I didn't even know they had Battlefield on the Mac. Then again I have no interest in Mac gaming. If you're going to be gaming you need a better graphics card than what the Mac mini has. If you are strapped for cash the Dual 867 MHz is probably not a bad option, but it's also not a great gaming machine either - especially for newer games.

Is this a specific used machine that you are looking to buy, if so, what is the asking price? Resold Macs go for a fair price - it may be better to save that money and use it towards picking up the lowest model PowerMac. Hopefully, updates will be coming soon. If you don't have enough money now, maybe just get by on your Mac mini for now and save up and get the low-end PM the next time they get updated.

Another suggestion would be to pick up a good PC. They cost less for the hardware you get when compared to Macs and there is much more variety in games. But, I'm not sure what your views are of the Windows platform or how much money you have invested in Mac games already.

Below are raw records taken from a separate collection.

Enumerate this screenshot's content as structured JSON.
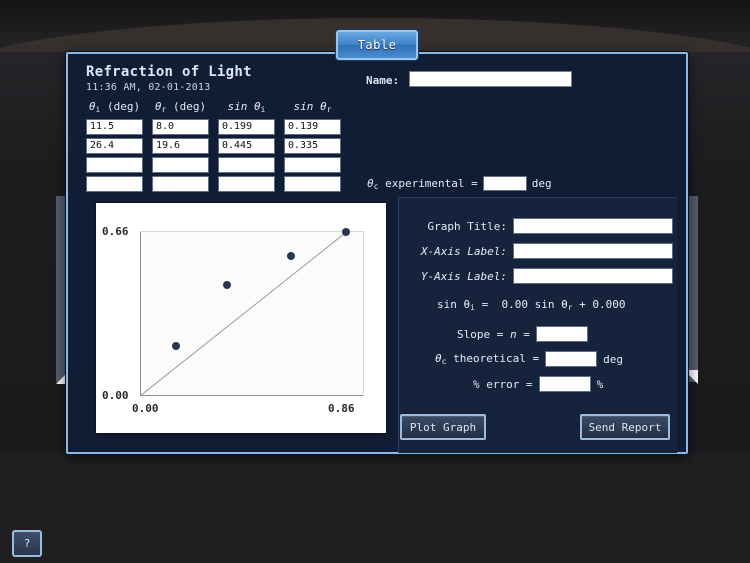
{
  "tab": {
    "label": "Table"
  },
  "window": {
    "title": "Refraction of Light",
    "timestamp": "11:36 AM, 02-01-2013",
    "name_label": "Name:",
    "name_value": ""
  },
  "table": {
    "columns": [
      {
        "head_main": "θ",
        "head_sub": "i",
        "head_unit": " (deg)"
      },
      {
        "head_main": "θ",
        "head_sub": "r",
        "head_unit": " (deg)"
      },
      {
        "head_main": "sin θ",
        "head_sub": "i",
        "head_unit": ""
      },
      {
        "head_main": "sin θ",
        "head_sub": "r",
        "head_unit": ""
      }
    ],
    "rows": [
      [
        "11.5",
        "8.0",
        "0.199",
        "0.139"
      ],
      [
        "26.4",
        "19.6",
        "0.445",
        "0.335"
      ],
      [
        "",
        "",
        "",
        ""
      ],
      [
        "",
        "",
        "",
        ""
      ]
    ]
  },
  "theta_c_experimental": {
    "label_main": "θ",
    "label_sub": "c",
    "label_rest": " experimental =",
    "value": "",
    "unit": "deg"
  },
  "right_panel": {
    "graph_title_label": "Graph Title:",
    "graph_title_value": "",
    "x_axis_label": "X-Axis Label:",
    "x_axis_value": "",
    "y_axis_label": "Y-Axis Label:",
    "y_axis_value": "",
    "equation": {
      "lhs_main": "sin θ",
      "lhs_sub": "i",
      "eq": "=",
      "slope": "0.00",
      "mid_main": "sin  θ",
      "mid_sub": "r",
      "plus": "+",
      "intercept": "0.000"
    },
    "slope_label": "Slope = ",
    "slope_symbol": "n",
    "slope_eq": " =",
    "slope_value": "",
    "theta_theo_main": "θ",
    "theta_theo_sub": "c",
    "theta_theo_rest": " theoretical =",
    "theta_theo_value": "",
    "theta_theo_unit": "deg",
    "percent_error_label": "% error =",
    "percent_error_value": "",
    "percent_error_unit": "%"
  },
  "buttons": {
    "plot_graph": "Plot Graph",
    "send_report": "Send Report",
    "help": "?"
  },
  "chart_data": {
    "type": "scatter",
    "title": "",
    "xlabel": "",
    "ylabel": "",
    "xlim": [
      0.0,
      0.86
    ],
    "ylim": [
      0.0,
      0.66
    ],
    "xticks": [
      "0.00",
      "0.86"
    ],
    "yticks": [
      "0.00",
      "0.66"
    ],
    "grid": false,
    "legend": "none",
    "point_color": "#2a3650",
    "line_color": "#9a9aa0",
    "x": [
      0.139,
      0.335,
      0.58,
      0.79
    ],
    "y": [
      0.199,
      0.445,
      0.56,
      0.655
    ],
    "fit_line": {
      "slope": 0.0,
      "intercept": 0.0,
      "visible": true
    }
  }
}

Just throwing out some ideas here.
 

Little Endian

macrumors 6502a
Apr 9, 2003
753
204
Honolulu
If you play Battlefield the Dual 867 will be faster mostly because you can use a Video Card much better than what the mini has. Also I believe BF has some SMP optimizations.

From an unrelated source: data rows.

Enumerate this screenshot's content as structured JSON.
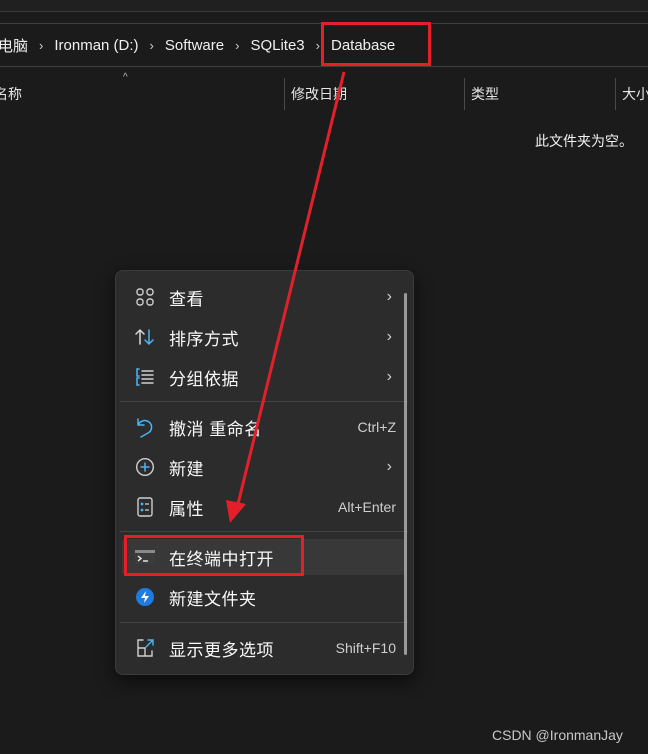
{
  "breadcrumb": {
    "items": [
      "电脑",
      "Ironman (D:)",
      "Software",
      "SQLite3",
      "Database"
    ],
    "separator": "›"
  },
  "columns": [
    {
      "label": "名称"
    },
    {
      "label": "修改日期"
    },
    {
      "label": "类型"
    },
    {
      "label": "大小"
    }
  ],
  "sort_indicator": "^",
  "empty_message": "此文件夹为空。",
  "context_menu": {
    "items": [
      {
        "label": "查看",
        "icon": "view-grid-icon",
        "submenu": true,
        "shortcut": null
      },
      {
        "label": "排序方式",
        "icon": "sort-arrows-icon",
        "submenu": true,
        "shortcut": null
      },
      {
        "label": "分组依据",
        "icon": "group-list-icon",
        "submenu": true,
        "shortcut": null
      },
      {
        "label": "撤消 重命名",
        "icon": "undo-icon",
        "submenu": false,
        "shortcut": "Ctrl+Z"
      },
      {
        "label": "新建",
        "icon": "new-plus-icon",
        "submenu": true,
        "shortcut": null
      },
      {
        "label": "属性",
        "icon": "properties-icon",
        "submenu": false,
        "shortcut": "Alt+Enter"
      },
      {
        "label": "在终端中打开",
        "icon": "terminal-icon",
        "submenu": false,
        "shortcut": null,
        "highlighted": true
      },
      {
        "label": "新建文件夹",
        "icon": "power-toys-icon",
        "submenu": false,
        "shortcut": null
      },
      {
        "label": "显示更多选项",
        "icon": "show-more-icon",
        "submenu": false,
        "shortcut": "Shift+F10"
      }
    ],
    "chevron": "›"
  },
  "annotation_color": "#e3202a",
  "accent_color": "#4cb4f0",
  "watermark": "CSDN @IronmanJay"
}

Applications don't really need to be optimized to see a boost on a DP system, you will notice this if you multitask alot and even if you don't now you will learn how to given the headroom. I can have like 6 windows in Safari open, Burn a DVD, Listen to itunes, iphoto open, mail open, Limewire running, Working with Logic Pro, etc etc all at the same time without so much of a hiccup on my Dual 2.5 sure not all these apps are SMP aware but they are all running on their own threads for each respective functions and OSX utilizes all functions across both CPU's
Just for your note the Dual 867 had 256k of on chip cache and 1MB of L3 per processor and ran on a 133Mhz FSB compared to mac mini @ 1.25Ghz w512k on chip Cache.

Ignore Xbench scores they are utterly useless, Xbench does not account for MP and is inaccurate at benchmarking the Video Card. With a decent Video Card and faster HD than the mini the PowerMac will feel more responsive in most tasks.
 

ibilly

macrumors regular
May 2, 2003
248
0
Boulder
They'll be close (as XBench shows) oveall, but in porsc intensive tasks, the Mini would likely whip the tower. Then again you can change out most everything in the tower, including the proscessor. Are you sure that an 867 model is at about $500? I'd look at what tower you could bet for the price of a mini.
 

john1123

macrumors regular
Jan 26, 2005
246
0
Down Under
IMO, the mini should be better with processor intensive apps that don't take advantage of dual processors. however, many processor intensive apps have dual processor support or whatever you call it. plus the tower is fully expandable so that's a big plus.